Sítio do Piropo

B. Piropo

< Trilha Zero >
Volte de onde veio
27/06/2005

< Uma questão de interface >


Dia desses consegui, graças a um amigo, pôr as mãos em um livro que há muito queria ler. Chama-se “Impérios acidentais”. O autor, Robert Cringely, além de profundo conhecedor dos meandros da indústria do hardware e software desde o nascedouro, tem um senso de humor peculiar. Trata-se de um dos poucos livros sobre informática imune à ação do tempo: embora escrito em 1992, permanece como leitura obrigatória para quem quer que pretenda entender esta indústria.

O livro é saboroso. Lembrei-me dele agora devido a um ponto interessante abordado por Cringely em seus capítulos iniciais. Segundo ele, novas tecnologias levam cerca de trinta anos para serem absorvidas pela sociedade. A imprensa, por exemplo, depois que Gutemberg a inventou no século XV, levou três décadas para produzir livros. E o telefone, inventado em 1870, apenas passou a fazer parte integrante de nossos lares (pelo menos dos deles, nos EUA) em 1900. E, citando nominalmente: “a televisão, inventada em meados da década de 1920, demorou até a década de 1950 para nos manter presos ao sofá”.

Desenvolvendo o conceito, Cringely situa o nascimento do PC em algum ponto entre 1971 (invenção do microprocessador) e 1975 (advento do Altair, o primeiro computador pessoal). Em1992 ele estava justamente na metade daquele período de trinta anos ao final do qual, segundo suas próprias palavras, os PCs fariam parte “do dia-a-dia da maioria da população”. Pois bem: estamos hoje justamente no final do tal período. E, embora os computadores pessoais tenham se disseminado extraordinariamente nessas três décadas, ainda estão longe de “fazer parte do dia-a-dia da maioria da população”.
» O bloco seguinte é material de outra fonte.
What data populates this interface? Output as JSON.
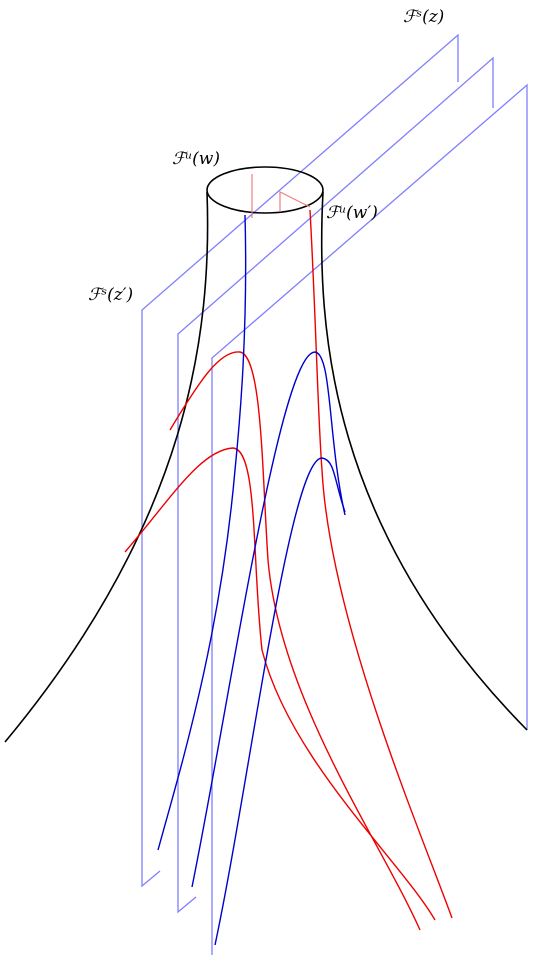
{
  "labels": {
    "fs_z": "ℱˢ(z)",
    "fu_w": "ℱᵘ(w)",
    "fu_w_prime": "ℱᵘ(w′)",
    "fs_z_prime": "ℱˢ(z′)"
  }
}
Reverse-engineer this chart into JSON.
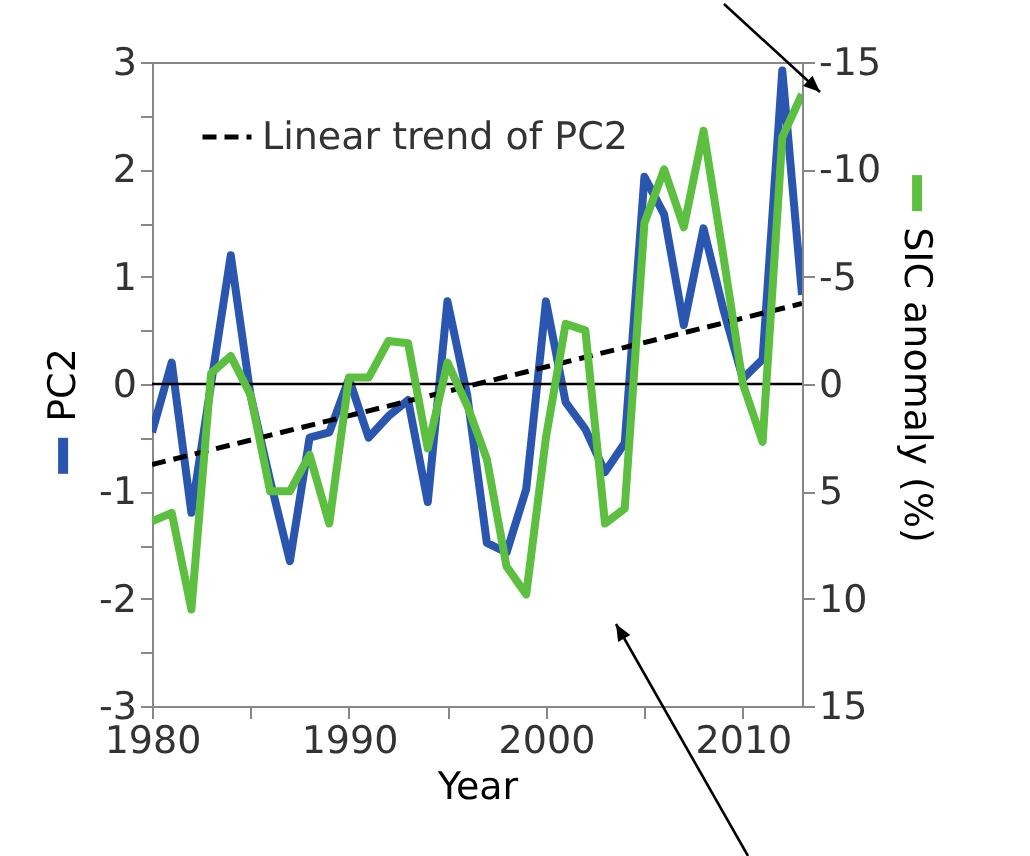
{
  "chart_data": {
    "type": "line",
    "xlabel": "Year",
    "ylabel": "PC2",
    "y2label": "SIC anomaly (%)",
    "x": [
      1980,
      1981,
      1982,
      1983,
      1984,
      1985,
      1986,
      1987,
      1988,
      1989,
      1990,
      1991,
      1992,
      1993,
      1994,
      1995,
      1996,
      1997,
      1998,
      1999,
      2000,
      2001,
      2002,
      2003,
      2004,
      2005,
      2006,
      2007,
      2008,
      2009,
      2010,
      2011,
      2012,
      2013
    ],
    "series": [
      {
        "color": "#5cbf40",
        "axis": "y2",
        "values": [
          6.4,
          6,
          10.5,
          -0.5,
          -1.3,
          0.5,
          5,
          5,
          3.3,
          6.5,
          -0.3,
          -0.3,
          -2,
          -1.9,
          3,
          -1,
          1,
          3.5,
          8.5,
          9.8,
          2.5,
          -2.8,
          -2.5,
          6.5,
          5.8,
          -7.5,
          -10,
          -7.3,
          -11.8,
          -6,
          0,
          2.7,
          -11.5,
          -13.5
        ]
      },
      {
        "color": "#2a56b0",
        "values": [
          -0.45,
          0.2,
          -1.2,
          0,
          1.2,
          -0.1,
          -0.9,
          -1.65,
          -0.5,
          -0.45,
          0.05,
          -0.5,
          -0.3,
          -0.15,
          -1.1,
          0.77,
          -0.1,
          -1.48,
          -1.57,
          -0.98,
          0.77,
          -0.17,
          -0.42,
          -0.82,
          -0.55,
          1.93,
          1.58,
          0.55,
          1.45,
          0.7,
          0.05,
          0.23,
          2.92,
          0.83
        ]
      },
      {
        "name": "Linear trend of PC2",
        "color": "#000000",
        "line_style": "dashed",
        "x": [
          1980,
          2013
        ],
        "values": [
          -0.75,
          0.75
        ]
      }
    ],
    "xlim": [
      1980,
      2013
    ],
    "xticks": [
      1980,
      {
        "value": 1985,
        "label": null
      },
      1990,
      {
        "value": 1995,
        "label": null
      },
      2000,
      {
        "value": 2005,
        "label": null
      },
      2010
    ],
    "ylim": [
      -3,
      3
    ],
    "yticks": [
      -3,
      {
        "value": -2.5,
        "label": null
      },
      -2,
      {
        "value": -1.5,
        "label": null
      },
      -1,
      {
        "value": -0.5,
        "label": null
      },
      0,
      {
        "value": 0.5,
        "label": null
      },
      1,
      {
        "value": 1.5,
        "label": null
      },
      2,
      {
        "value": 2.5,
        "label": null
      },
      3
    ],
    "y2lim": [
      15,
      -15
    ],
    "y2ticks": [
      15,
      10,
      5,
      0,
      -5,
      -10,
      -15
    ],
    "ref_lines": [
      {
        "axis": "y",
        "value": 0,
        "color": "#000000"
      }
    ],
    "legend": "top left",
    "grid": false
  }
}
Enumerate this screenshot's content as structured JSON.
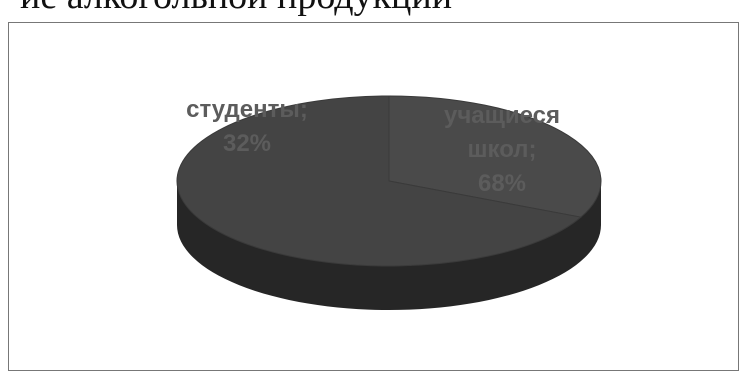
{
  "header": {
    "text": "ие алкогольной продукции"
  },
  "chart_data": {
    "type": "pie",
    "title": "",
    "legend": "none",
    "slices": [
      {
        "label_lines": [
          "студенты;",
          "32%"
        ],
        "category": "студенты",
        "value": 32,
        "color": "#4a4a4a",
        "label_color": "#5c5c5c"
      },
      {
        "label_lines": [
          "учащиеся",
          "школ;",
          "68%"
        ],
        "category": "учащиеся школ",
        "value": 68,
        "color": "#444444",
        "label_color": "#5c5c5c"
      }
    ],
    "edge_color": "#262626"
  }
}
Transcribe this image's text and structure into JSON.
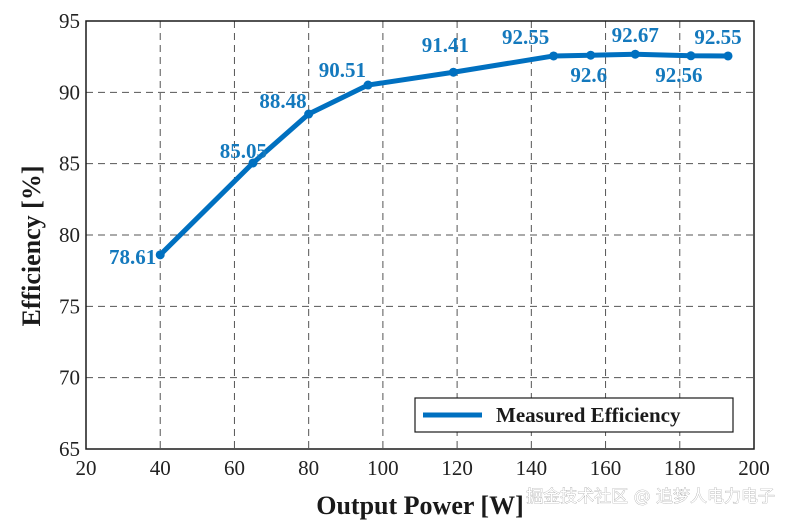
{
  "chart_data": {
    "type": "line",
    "xlabel": "Output Power [W]",
    "ylabel": "Efficiency [%]",
    "xlim": [
      20,
      200
    ],
    "ylim": [
      65,
      95
    ],
    "xticks": [
      20,
      40,
      60,
      80,
      100,
      120,
      140,
      160,
      180,
      200
    ],
    "yticks": [
      65,
      70,
      75,
      80,
      85,
      90,
      95
    ],
    "grid": true,
    "legend_position": "bottom-right",
    "series": [
      {
        "name": "Measured Efficiency",
        "color": "#0070c0",
        "x": [
          40,
          65,
          80,
          96,
          119,
          146,
          156,
          168,
          183,
          193
        ],
        "values": [
          78.61,
          85.05,
          88.48,
          90.51,
          91.41,
          92.55,
          92.6,
          92.67,
          92.56,
          92.55
        ],
        "labels": [
          "78.61",
          "85.05",
          "88.48",
          "90.51",
          "91.41",
          "92.55",
          "92.6",
          "92.67",
          "92.56",
          "92.55"
        ]
      }
    ]
  },
  "watermark": "掘金技术社区 @ 追梦人电力电子"
}
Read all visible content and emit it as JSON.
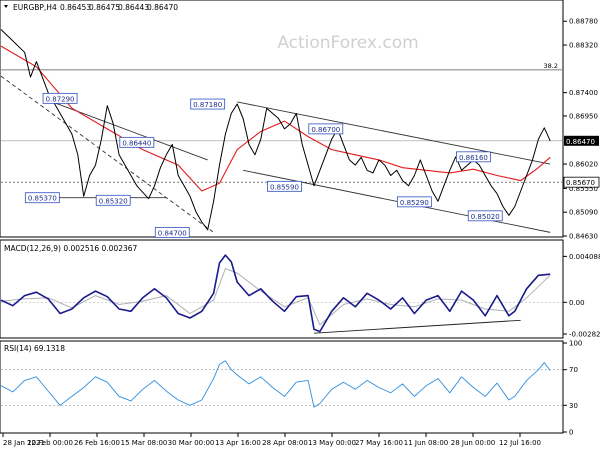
{
  "chart_data": {
    "type": "line",
    "watermark": "ActionForex.com",
    "price_panel": {
      "header": {
        "symbol": "EURGBP,H4",
        "ohlc": [
          "0.86453",
          "0.86475",
          "0.86443",
          "0.86470"
        ]
      },
      "ylim": [
        0.8463,
        0.8892
      ],
      "y_ticks": [
        {
          "value": 0.8878,
          "label": "0.88780"
        },
        {
          "value": 0.8832,
          "label": "0.88320"
        },
        {
          "value": 0.874,
          "label": "0.87400"
        },
        {
          "value": 0.8695,
          "label": "0.86950"
        },
        {
          "value": 0.8602,
          "label": "0.86020"
        },
        {
          "value": 0.8555,
          "label": "0.85550"
        },
        {
          "value": 0.8509,
          "label": "0.85090"
        },
        {
          "value": 0.8463,
          "label": "0.84630"
        }
      ],
      "current_price": {
        "value": 0.8647,
        "label": "0.86470"
      },
      "level_box": {
        "value": 0.8567,
        "label": "0.85670"
      },
      "fib_line": {
        "value": 0.8784,
        "label": "38.2"
      },
      "price_path": [
        [
          0,
          0.8862
        ],
        [
          2,
          0.884
        ],
        [
          4,
          0.8818
        ],
        [
          5,
          0.877
        ],
        [
          6,
          0.88
        ],
        [
          7,
          0.877
        ],
        [
          8,
          0.874
        ],
        [
          9,
          0.872
        ],
        [
          10,
          0.87
        ],
        [
          11,
          0.868
        ],
        [
          12,
          0.866
        ],
        [
          13,
          0.862
        ],
        [
          14,
          0.854
        ],
        [
          15,
          0.858
        ],
        [
          16,
          0.86
        ],
        [
          17,
          0.865
        ],
        [
          18,
          0.8715
        ],
        [
          19,
          0.868
        ],
        [
          20,
          0.862
        ],
        [
          21,
          0.86
        ],
        [
          23,
          0.856
        ],
        [
          25,
          0.8535
        ],
        [
          26,
          0.856
        ],
        [
          27,
          0.8595
        ],
        [
          28,
          0.862
        ],
        [
          29,
          0.864
        ],
        [
          30,
          0.858
        ],
        [
          31,
          0.856
        ],
        [
          32,
          0.854
        ],
        [
          33,
          0.851
        ],
        [
          34,
          0.849
        ],
        [
          35,
          0.8475
        ],
        [
          36,
          0.853
        ],
        [
          37,
          0.86
        ],
        [
          38,
          0.866
        ],
        [
          39,
          0.87
        ],
        [
          40,
          0.8718
        ],
        [
          41,
          0.869
        ],
        [
          42,
          0.864
        ],
        [
          43,
          0.862
        ],
        [
          44,
          0.865
        ],
        [
          45,
          0.871
        ],
        [
          46,
          0.87
        ],
        [
          47,
          0.869
        ],
        [
          48,
          0.867
        ],
        [
          49,
          0.868
        ],
        [
          50,
          0.87
        ],
        [
          51,
          0.864
        ],
        [
          52,
          0.86
        ],
        [
          53,
          0.856
        ],
        [
          54,
          0.859
        ],
        [
          55,
          0.862
        ],
        [
          56,
          0.865
        ],
        [
          57,
          0.867
        ],
        [
          58,
          0.864
        ],
        [
          59,
          0.861
        ],
        [
          60,
          0.86
        ],
        [
          61,
          0.8615
        ],
        [
          62,
          0.859
        ],
        [
          63,
          0.8585
        ],
        [
          64,
          0.861
        ],
        [
          65,
          0.86
        ],
        [
          66,
          0.858
        ],
        [
          67,
          0.859
        ],
        [
          68,
          0.857
        ],
        [
          69,
          0.856
        ],
        [
          70,
          0.858
        ],
        [
          71,
          0.861
        ],
        [
          72,
          0.858
        ],
        [
          73,
          0.855
        ],
        [
          74,
          0.853
        ],
        [
          75,
          0.856
        ],
        [
          76,
          0.859
        ],
        [
          77,
          0.8616
        ],
        [
          78,
          0.859
        ],
        [
          79,
          0.86
        ],
        [
          80,
          0.861
        ],
        [
          81,
          0.86
        ],
        [
          82,
          0.858
        ],
        [
          83,
          0.856
        ],
        [
          84,
          0.8545
        ],
        [
          85,
          0.852
        ],
        [
          86,
          0.8503
        ],
        [
          87,
          0.852
        ],
        [
          88,
          0.855
        ],
        [
          89,
          0.858
        ],
        [
          90,
          0.861
        ],
        [
          91,
          0.865
        ],
        [
          92,
          0.8672
        ],
        [
          93,
          0.8647
        ]
      ],
      "moving_average": [
        [
          0,
          0.883
        ],
        [
          6,
          0.879
        ],
        [
          12,
          0.871
        ],
        [
          18,
          0.867
        ],
        [
          24,
          0.863
        ],
        [
          30,
          0.86
        ],
        [
          34,
          0.855
        ],
        [
          37,
          0.8565
        ],
        [
          40,
          0.863
        ],
        [
          44,
          0.8665
        ],
        [
          48,
          0.8685
        ],
        [
          52,
          0.8655
        ],
        [
          56,
          0.863
        ],
        [
          60,
          0.862
        ],
        [
          64,
          0.861
        ],
        [
          68,
          0.8595
        ],
        [
          72,
          0.859
        ],
        [
          76,
          0.8585
        ],
        [
          80,
          0.8592
        ],
        [
          84,
          0.858
        ],
        [
          88,
          0.857
        ],
        [
          91,
          0.8595
        ],
        [
          93,
          0.8615
        ]
      ],
      "trend_lines": [
        {
          "from": [
            0,
            0.8772
          ],
          "to": [
            36,
            0.847
          ],
          "dash": true
        },
        {
          "from": [
            8,
            0.8725
          ],
          "to": [
            35,
            0.861
          ],
          "dash": false
        },
        {
          "from": [
            9,
            0.8537
          ],
          "to": [
            28,
            0.8537
          ],
          "dash": false
        },
        {
          "from": [
            40,
            0.8722
          ],
          "to": [
            93,
            0.8602
          ],
          "dash": false
        },
        {
          "from": [
            41,
            0.859
          ],
          "to": [
            93,
            0.847
          ],
          "dash": false
        }
      ],
      "labels": [
        {
          "text": "0.87290",
          "at": [
            10,
            0.8729
          ]
        },
        {
          "text": "0.86440",
          "at": [
            23,
            0.8644
          ]
        },
        {
          "text": "0.85370",
          "at": [
            7,
            0.8537
          ]
        },
        {
          "text": "0.85320",
          "at": [
            19,
            0.8532
          ]
        },
        {
          "text": "0.84700",
          "at": [
            29,
            0.847
          ]
        },
        {
          "text": "0.87180",
          "at": [
            35,
            0.8718
          ]
        },
        {
          "text": "0.86700",
          "at": [
            55,
            0.867
          ]
        },
        {
          "text": "0.85590",
          "at": [
            48,
            0.8559
          ]
        },
        {
          "text": "0.85290",
          "at": [
            70,
            0.8529
          ]
        },
        {
          "text": "0.86160",
          "at": [
            80,
            0.8616
          ]
        },
        {
          "text": "0.85020",
          "at": [
            82,
            0.8502
          ]
        }
      ]
    },
    "macd_panel": {
      "header": "MACD(12,26,9) 0.002516 0.002367",
      "ylim": [
        -0.003,
        0.0043
      ],
      "y_ticks": [
        {
          "value": 0.004088,
          "label": "0.004088"
        },
        {
          "value": 0.0,
          "label": "0.00"
        },
        {
          "value": -0.00282,
          "label": "-0.00282"
        }
      ],
      "macd": [
        [
          0,
          0.0002
        ],
        [
          2,
          -0.0003
        ],
        [
          4,
          0.0006
        ],
        [
          6,
          0.0009
        ],
        [
          8,
          0.0003
        ],
        [
          10,
          -0.001
        ],
        [
          12,
          -0.0006
        ],
        [
          14,
          0.0004
        ],
        [
          16,
          0.001
        ],
        [
          18,
          0.0005
        ],
        [
          20,
          -0.0006
        ],
        [
          22,
          -0.0008
        ],
        [
          24,
          0.0004
        ],
        [
          26,
          0.0012
        ],
        [
          28,
          0.0004
        ],
        [
          30,
          -0.001
        ],
        [
          32,
          -0.0014
        ],
        [
          34,
          -0.0008
        ],
        [
          36,
          0.0008
        ],
        [
          37,
          0.0035
        ],
        [
          38,
          0.0042
        ],
        [
          39,
          0.0036
        ],
        [
          40,
          0.0018
        ],
        [
          42,
          0.0006
        ],
        [
          44,
          0.0012
        ],
        [
          46,
          0.0001
        ],
        [
          48,
          -0.0008
        ],
        [
          50,
          0.0005
        ],
        [
          52,
          0.0006
        ],
        [
          53,
          -0.0024
        ],
        [
          54,
          -0.0026
        ],
        [
          56,
          -0.0008
        ],
        [
          58,
          0.0004
        ],
        [
          60,
          -0.0004
        ],
        [
          62,
          0.0008
        ],
        [
          64,
          0.0002
        ],
        [
          66,
          -0.0006
        ],
        [
          68,
          0.0004
        ],
        [
          70,
          -0.001
        ],
        [
          72,
          0.0002
        ],
        [
          74,
          0.0006
        ],
        [
          76,
          -0.0008
        ],
        [
          78,
          0.001
        ],
        [
          80,
          0.0002
        ],
        [
          82,
          -0.0012
        ],
        [
          84,
          0.0006
        ],
        [
          86,
          -0.0012
        ],
        [
          87,
          -0.0008
        ],
        [
          89,
          0.0012
        ],
        [
          91,
          0.0024
        ],
        [
          93,
          0.0025
        ]
      ],
      "signal": [
        [
          0,
          0.0001
        ],
        [
          4,
          0.0003
        ],
        [
          8,
          0.0004
        ],
        [
          12,
          -0.0005
        ],
        [
          16,
          0.0006
        ],
        [
          20,
          -0.0002
        ],
        [
          24,
          0.0001
        ],
        [
          28,
          0.0006
        ],
        [
          32,
          -0.001
        ],
        [
          36,
          0.0002
        ],
        [
          38,
          0.003
        ],
        [
          40,
          0.0026
        ],
        [
          44,
          0.001
        ],
        [
          48,
          -0.0004
        ],
        [
          52,
          0.0004
        ],
        [
          54,
          -0.002
        ],
        [
          58,
          -0.0002
        ],
        [
          62,
          0.0003
        ],
        [
          66,
          -0.0002
        ],
        [
          70,
          -0.0004
        ],
        [
          74,
          0.0003
        ],
        [
          78,
          0.0002
        ],
        [
          82,
          -0.0006
        ],
        [
          86,
          -0.0008
        ],
        [
          89,
          0.0004
        ],
        [
          93,
          0.0024
        ]
      ],
      "trend_line": {
        "from": [
          53,
          -0.00275
        ],
        "to": [
          88,
          -0.0016
        ]
      }
    },
    "rsi_panel": {
      "header": "RSI(14) 69.1318",
      "ylim": [
        0,
        100
      ],
      "y_ticks": [
        {
          "value": 100,
          "label": "100"
        },
        {
          "value": 70,
          "label": "70"
        },
        {
          "value": 30,
          "label": "30"
        },
        {
          "value": 0,
          "label": "0"
        }
      ],
      "levels": [
        70,
        30
      ],
      "rsi": [
        [
          0,
          52
        ],
        [
          2,
          45
        ],
        [
          4,
          58
        ],
        [
          6,
          62
        ],
        [
          8,
          46
        ],
        [
          10,
          30
        ],
        [
          12,
          40
        ],
        [
          14,
          50
        ],
        [
          16,
          62
        ],
        [
          18,
          56
        ],
        [
          20,
          40
        ],
        [
          22,
          35
        ],
        [
          24,
          48
        ],
        [
          26,
          58
        ],
        [
          28,
          46
        ],
        [
          30,
          36
        ],
        [
          32,
          30
        ],
        [
          34,
          36
        ],
        [
          36,
          60
        ],
        [
          37,
          76
        ],
        [
          38,
          80
        ],
        [
          39,
          70
        ],
        [
          40,
          64
        ],
        [
          42,
          54
        ],
        [
          44,
          62
        ],
        [
          46,
          50
        ],
        [
          48,
          40
        ],
        [
          50,
          56
        ],
        [
          52,
          58
        ],
        [
          53,
          28
        ],
        [
          54,
          32
        ],
        [
          56,
          48
        ],
        [
          58,
          56
        ],
        [
          60,
          48
        ],
        [
          62,
          58
        ],
        [
          64,
          50
        ],
        [
          66,
          44
        ],
        [
          68,
          54
        ],
        [
          70,
          40
        ],
        [
          72,
          52
        ],
        [
          74,
          60
        ],
        [
          76,
          44
        ],
        [
          78,
          62
        ],
        [
          80,
          50
        ],
        [
          82,
          40
        ],
        [
          84,
          55
        ],
        [
          86,
          36
        ],
        [
          87,
          40
        ],
        [
          89,
          58
        ],
        [
          91,
          70
        ],
        [
          92,
          78
        ],
        [
          93,
          69
        ]
      ]
    },
    "x_axis": {
      "range": [
        0,
        95
      ],
      "ticks": [
        {
          "pos": 0,
          "label": "28 Jan 2021"
        },
        {
          "pos": 9,
          "label": "12 Feb 00:00"
        },
        {
          "pos": 18,
          "label": "26 Feb 16:00"
        },
        {
          "pos": 27,
          "label": "15 Mar 08:00"
        },
        {
          "pos": 36,
          "label": "30 Mar 00:00"
        },
        {
          "pos": 45,
          "label": "13 Apr 16:00"
        },
        {
          "pos": 54,
          "label": "28 Apr 08:00"
        },
        {
          "pos": 63,
          "label": "13 May 00:00"
        },
        {
          "pos": 72,
          "label": "27 May 16:00"
        },
        {
          "pos": 81,
          "label": "11 Jun 08:00"
        },
        {
          "pos": 90,
          "label": "28 Jun 00:00"
        },
        {
          "pos": 99,
          "label": "12 Jul 16:00"
        }
      ]
    },
    "colors": {
      "price": "#000000",
      "ma": "#e31a1c",
      "trend": "#333333",
      "fib": "#555555",
      "macd": "#1a1a8c",
      "signal": "#b0b0b0",
      "rsi": "#2f8fe0",
      "label_border": "#3050c0",
      "label_text": "#1a2e8c",
      "grid": "#000000"
    }
  }
}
Por que este retardo? Provavelmente por uma soma de razões. Mas eu não tenho dúvida que a interface com o usuário é uma das mais proeminentes. Enquanto o principal meio de interação do usuário com o computador for o teclado, dificilmente ele entrará no “dia-a-dia da maioria da população”.

Por acaso, interface com o usuário é o tema de um vídeo de Dan Farber, editor chefe da ZDNet, encontrado em < http://news.zdnet.com/2036-2_22-5730862.html > (infelizmente apenas em inglês). Nele você verá Farber lembrar que o primeiro dispositivo usado pelo homem para interagir com o PC foi a “tela verde com texto”, a velha interface de caracteres dos tempos dos terminais burros dos computadores de grande porte. Só no final dos anos setenta, no legendário PARC (Palo Alto Research Center) da Xerox, foi concebido um novo paradigma que usava pela primeira vez o mouse. Era uma interface na qual se podia “navegar” na tela entre janelas e ícones que representavam objetos como programas e documentos. E que serviu de base para a interface do MacIntosh lançado em 1984. Pois bem: hoje, mais de vinte anos mais tarde, usamos essencialmente o mesmo tipo de interface apoiada no mouse, ícones e janelas. Ou seja: em termos de interface com o usuário, a evolução foi pífia.

Dan Farber afirma que é preciso evoluir. Um primeiro passo seria a adoção de uma interface por reconhecimento de voz, na qual o teclado seria substituído por um microfone. Segundo Farber, essa tecnologia já existe mas ainda deixa muito a desejar. Para ser eficaz é preciso que o computador interprete um fluxo contínuo de comandos em vez de palavras destacadas. E ele espera que isso ocorra nos próximos 25 anos.

Mas há outras possibilidades. Como por exemplo a interpretação de gestos. O usuário permaneceria diante de uma tela de grandes dimensões, com janelas, objetos e documentos como as que usamos hoje, e seria “observado” por uma câmara de vídeo que acompanharia e interpretaria seus gestos, inclusive a direção do olhar. Assim, seria possível selecionar um objeto apenas olhando para ele e abrir um documento apontando para seu ícone e “arrastando-o” com o dedo para a janela do programa. Isso, somado a um reconhecimento de voz mais eficiente, seria um imenso progresso.

Finalmente, o passo seguinte seria uma interface semelhante a essa, porém tridimensional. Segundo Farber, parecida com os ambientes de realidade virtual hoje utilizados para jogos, porém usada para interagir com o computador em um local de trabalho.

Vale a pena ver o vídeo. E sonhar com o tempo em que qualquer pessoa, com pouco ou nenhum treinamento, possa se postar em frente a um computador e exercer uma atividade produtiva interagindo com ele através de voz e gestos.

Então, sim, o computador poderá fazer parte do dia-a-dia da maioria da população.